„Negatives Ergebnis einer Unternehmung oder eines Geschäfts", so definiert die Königliche Akademie der Spanischen Sprache das Wort „fracaso“ (Fehlschlag) – ein Begriff, der in diesen Tagen häufig verwendet wird, um auf eines der wichtigsten aktuellen Ereignisse hinzuweisen: den IX. Gipfel der Amerikas.
Das Fiasko war so offensichtlich, dass nicht einmal die westlichen Medien mit ihrer stets pro-imperialistischen Tendenz in der Lage waren, es zu verbergen.
„Biden versucht, das Scheitern des Amerika-Gipfels zu vermeiden" (Los Angeles Times), „Amerika-Gipfel zwischen Ungewissheit und Angst vor dem Scheitern" (RFI), „Der Amerika-Gipfel beginnt mit großem Risiko des Scheiterns" (EFE), „Der Amerika-Gipfel steht wegen Vetos und Desertionen kurz vor dem Scheitern" (La Vanguardia), „Amerika-Gipfel: Gelingt es Biden, ein Scheitern zu verhindern?" (El Financiero), sind einige der Schlagzeilen über den Event.

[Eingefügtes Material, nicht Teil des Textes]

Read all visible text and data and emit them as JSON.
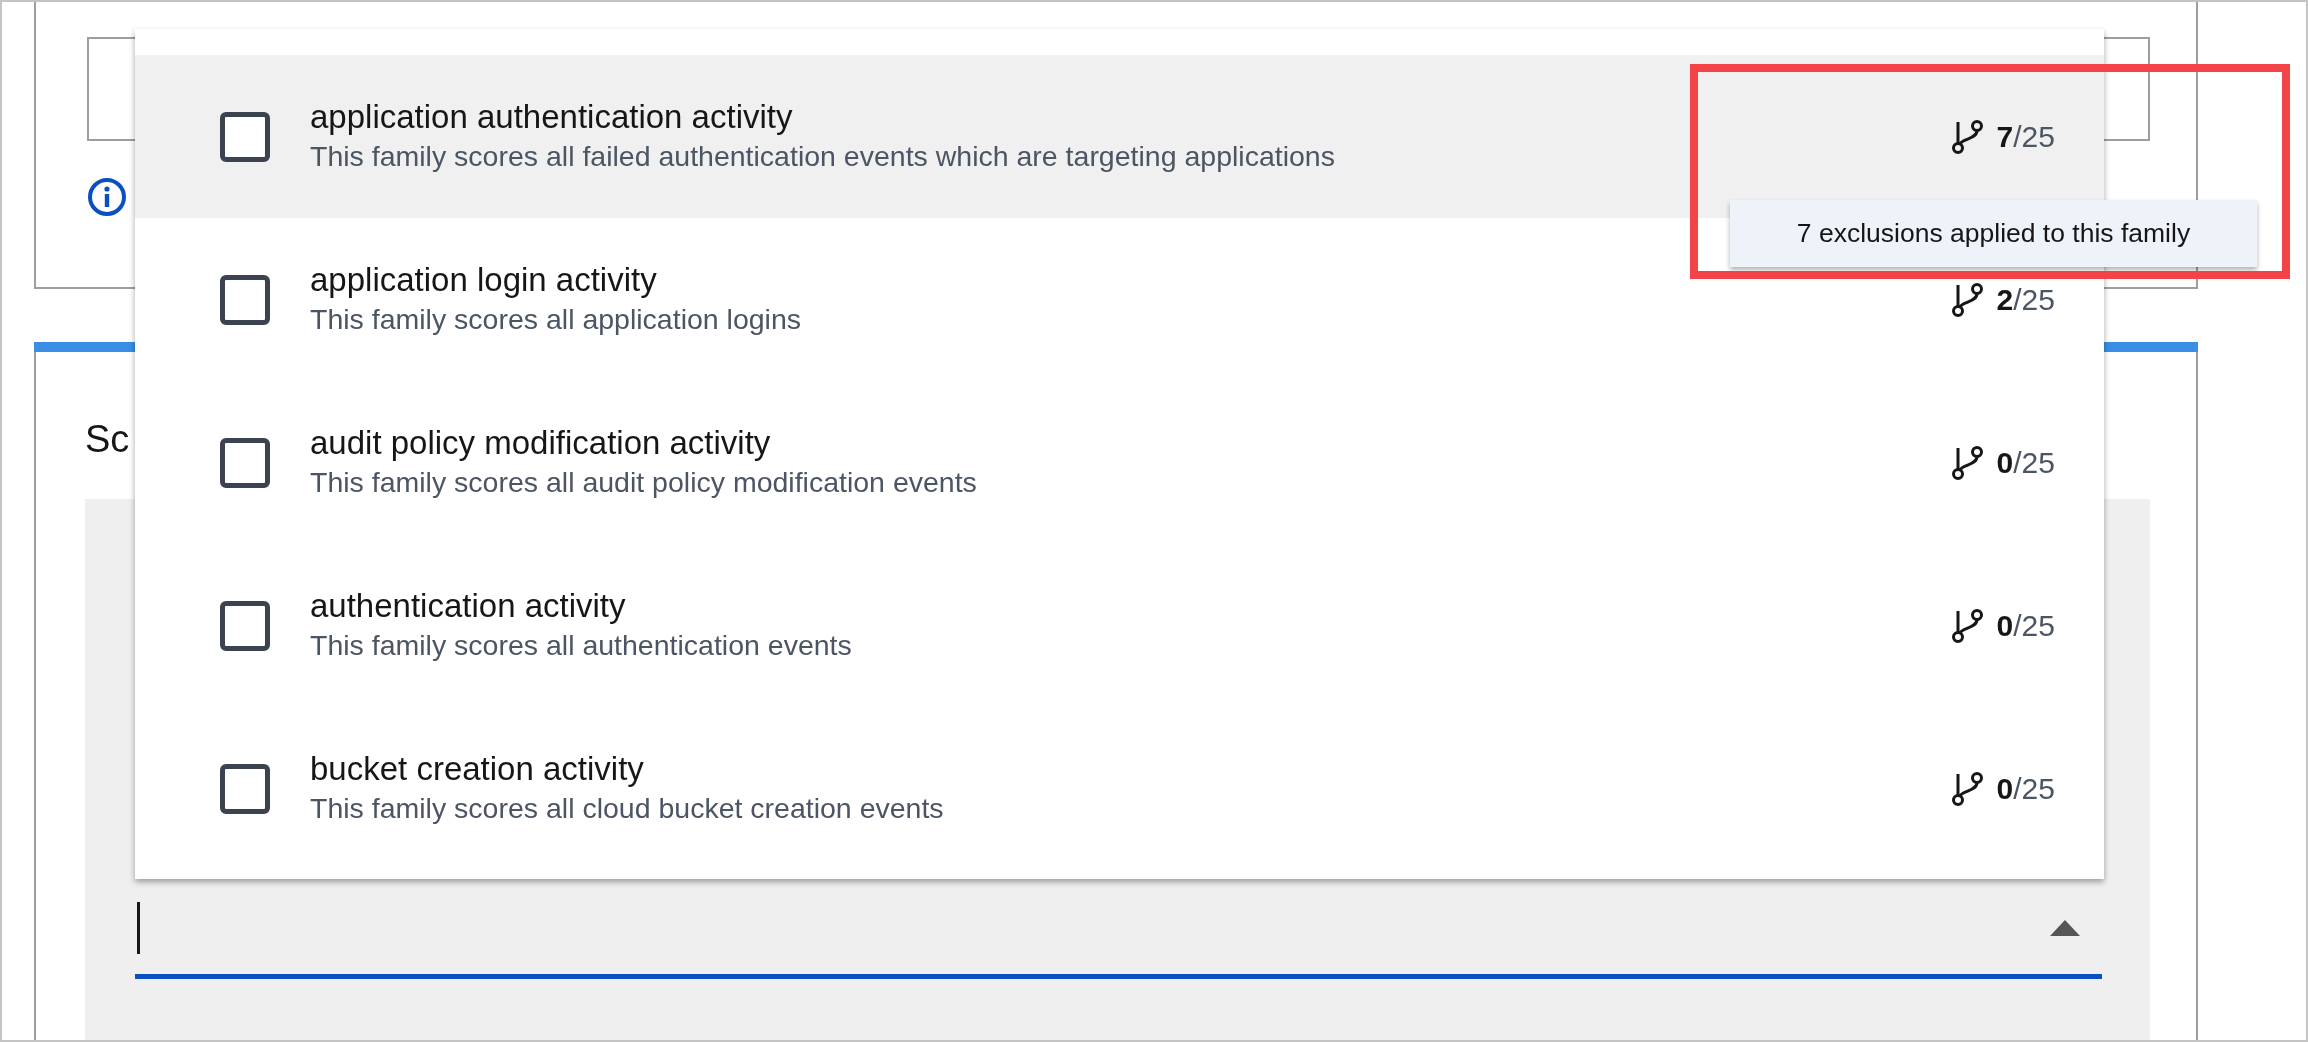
{
  "section_heading": "Sc",
  "families": [
    {
      "title": "application authentication activity",
      "description": "This family scores all failed authentication events which are targeting applications",
      "count": "7",
      "total": "/25",
      "checked": false,
      "highlighted": true
    },
    {
      "title": "application login activity",
      "description": "This family scores all application logins",
      "count": "2",
      "total": "/25",
      "checked": false,
      "highlighted": false
    },
    {
      "title": "audit policy modification activity",
      "description": "This family scores all audit policy modification events",
      "count": "0",
      "total": "/25",
      "checked": false,
      "highlighted": false
    },
    {
      "title": "authentication activity",
      "description": "This family scores all authentication events",
      "count": "0",
      "total": "/25",
      "checked": false,
      "highlighted": false
    },
    {
      "title": "bucket creation activity",
      "description": "This family scores all cloud bucket creation events",
      "count": "0",
      "total": "/25",
      "checked": false,
      "highlighted": false
    }
  ],
  "tooltip": {
    "text": "7 exclusions applied to this family"
  },
  "family_field": {
    "expanded": true
  }
}
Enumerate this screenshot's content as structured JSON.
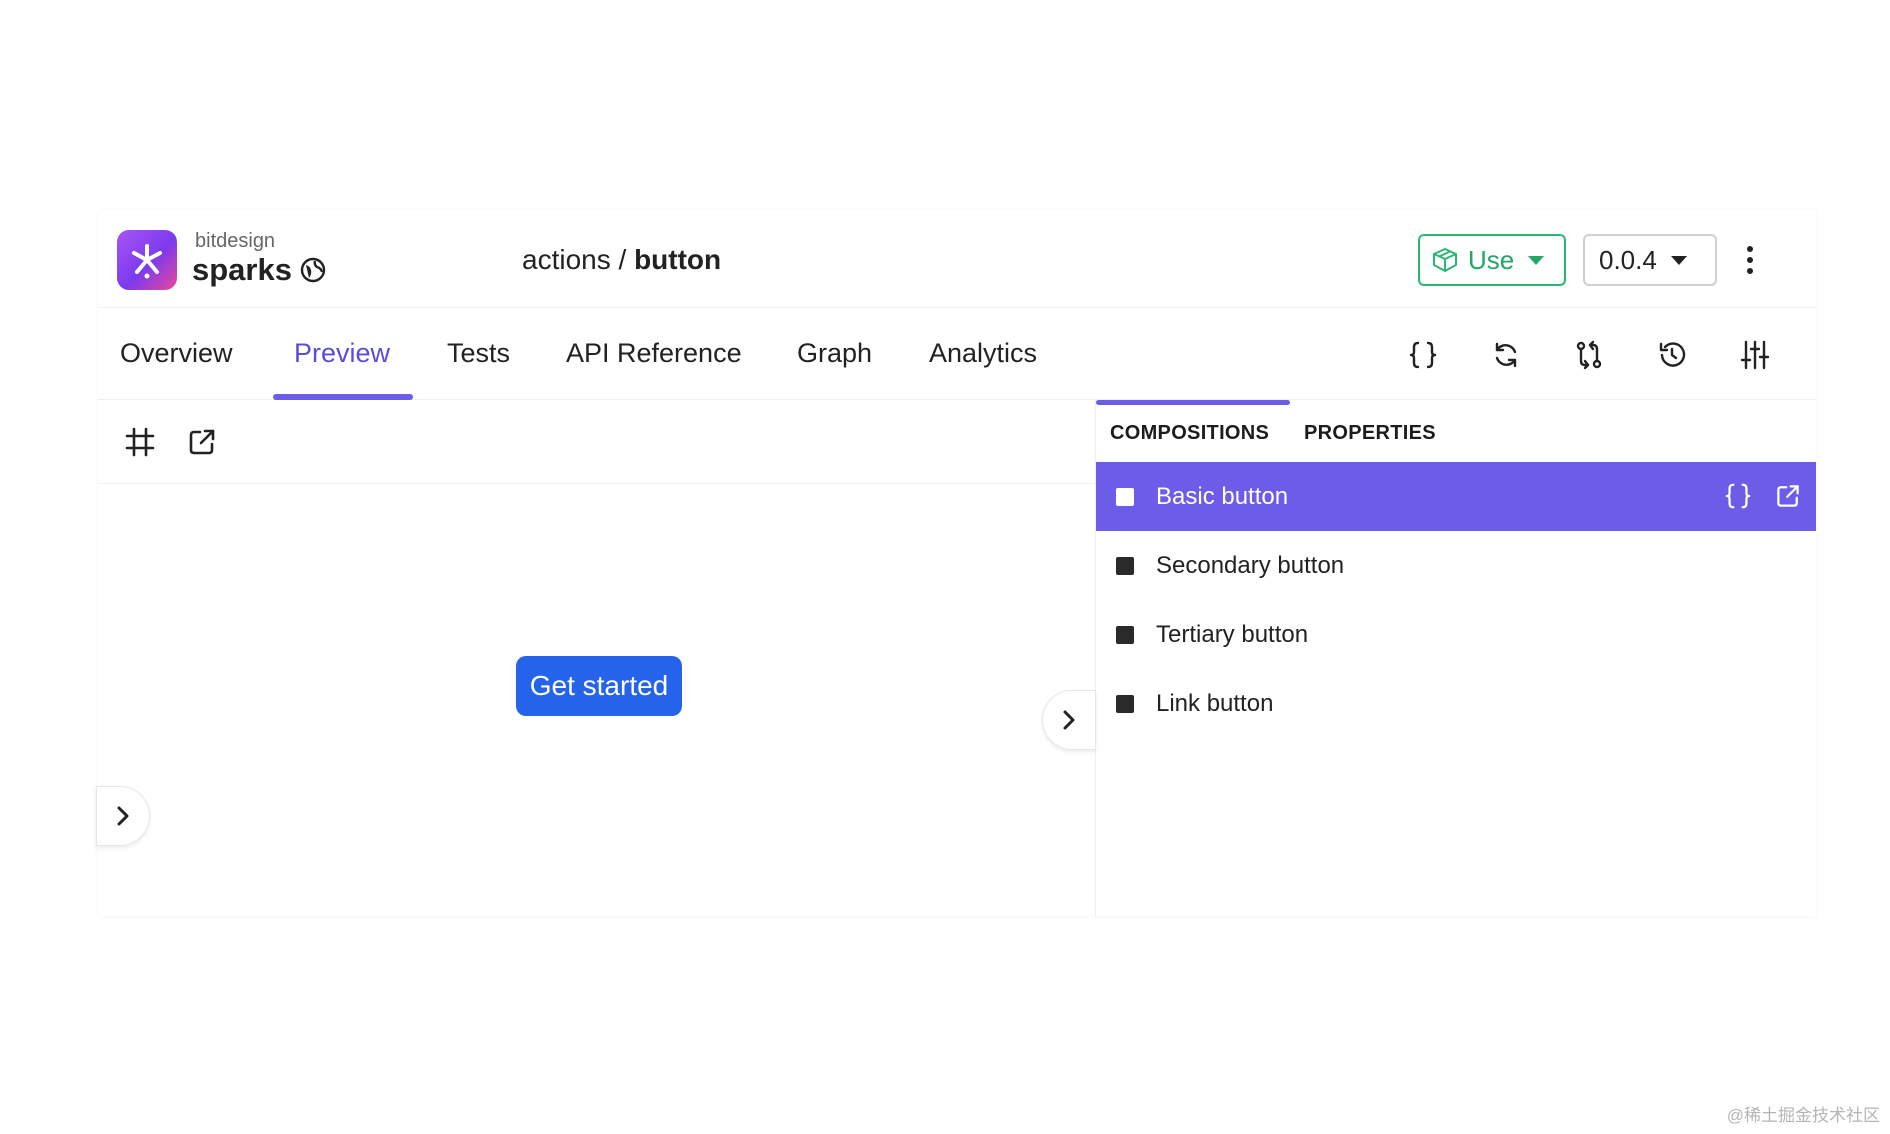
{
  "header": {
    "org": "bitdesign",
    "scope": "sparks",
    "breadcrumb_scope": "actions",
    "breadcrumb_sep": "/",
    "breadcrumb_name": "button",
    "use_label": "Use",
    "version": "0.0.4"
  },
  "tabs": [
    {
      "label": "Overview"
    },
    {
      "label": "Preview"
    },
    {
      "label": "Tests"
    },
    {
      "label": "API Reference"
    },
    {
      "label": "Graph"
    },
    {
      "label": "Analytics"
    }
  ],
  "active_tab": "Preview",
  "toolbar_icons": [
    "code-braces-icon",
    "refresh-icon",
    "compare-icon",
    "history-icon",
    "sliders-icon"
  ],
  "preview": {
    "button_label": "Get started"
  },
  "panel": {
    "tabs": [
      {
        "label": "COMPOSITIONS"
      },
      {
        "label": "PROPERTIES"
      }
    ],
    "items": [
      {
        "label": "Basic button"
      },
      {
        "label": "Secondary button"
      },
      {
        "label": "Tertiary button"
      },
      {
        "label": "Link button"
      }
    ],
    "active_item": "Basic button"
  },
  "colors": {
    "accent": "#6c5ce7",
    "use_green": "#2bb673",
    "preview_button": "#2563eb"
  },
  "watermark": "@稀土掘金技术社区"
}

Die Vereinigten Staaten kommen zum Amerikagipfel mit einer Vielzahl von Schulden, nicht nur gegenüber der Region, sondern auch im eigenen Land, was ihrer notorischen Einmischung und ihrem monarchistischen Einfluss in der Hemisphäre geschuldet ist.
Die Nation im Norden erholt sich gerade erst von den Verwüstungen der COVID-19-Pandemie. Sie steht vor der Herausforderung einer wachsenden politischen und sozialen Polarisierung in Bezug auf die Waffengesetzgebung, mit mehr als 230 Schießereien im bisherigen Jahresverlauf. Darüber hinaus befürchtet sie eine mögliche Energiekrise aufgrund des russisch-ukrainischen Konflikts, den sie durch Waffenlieferungen an die Ukraine und Sanktionen gegen Russland selber angeheizt hat.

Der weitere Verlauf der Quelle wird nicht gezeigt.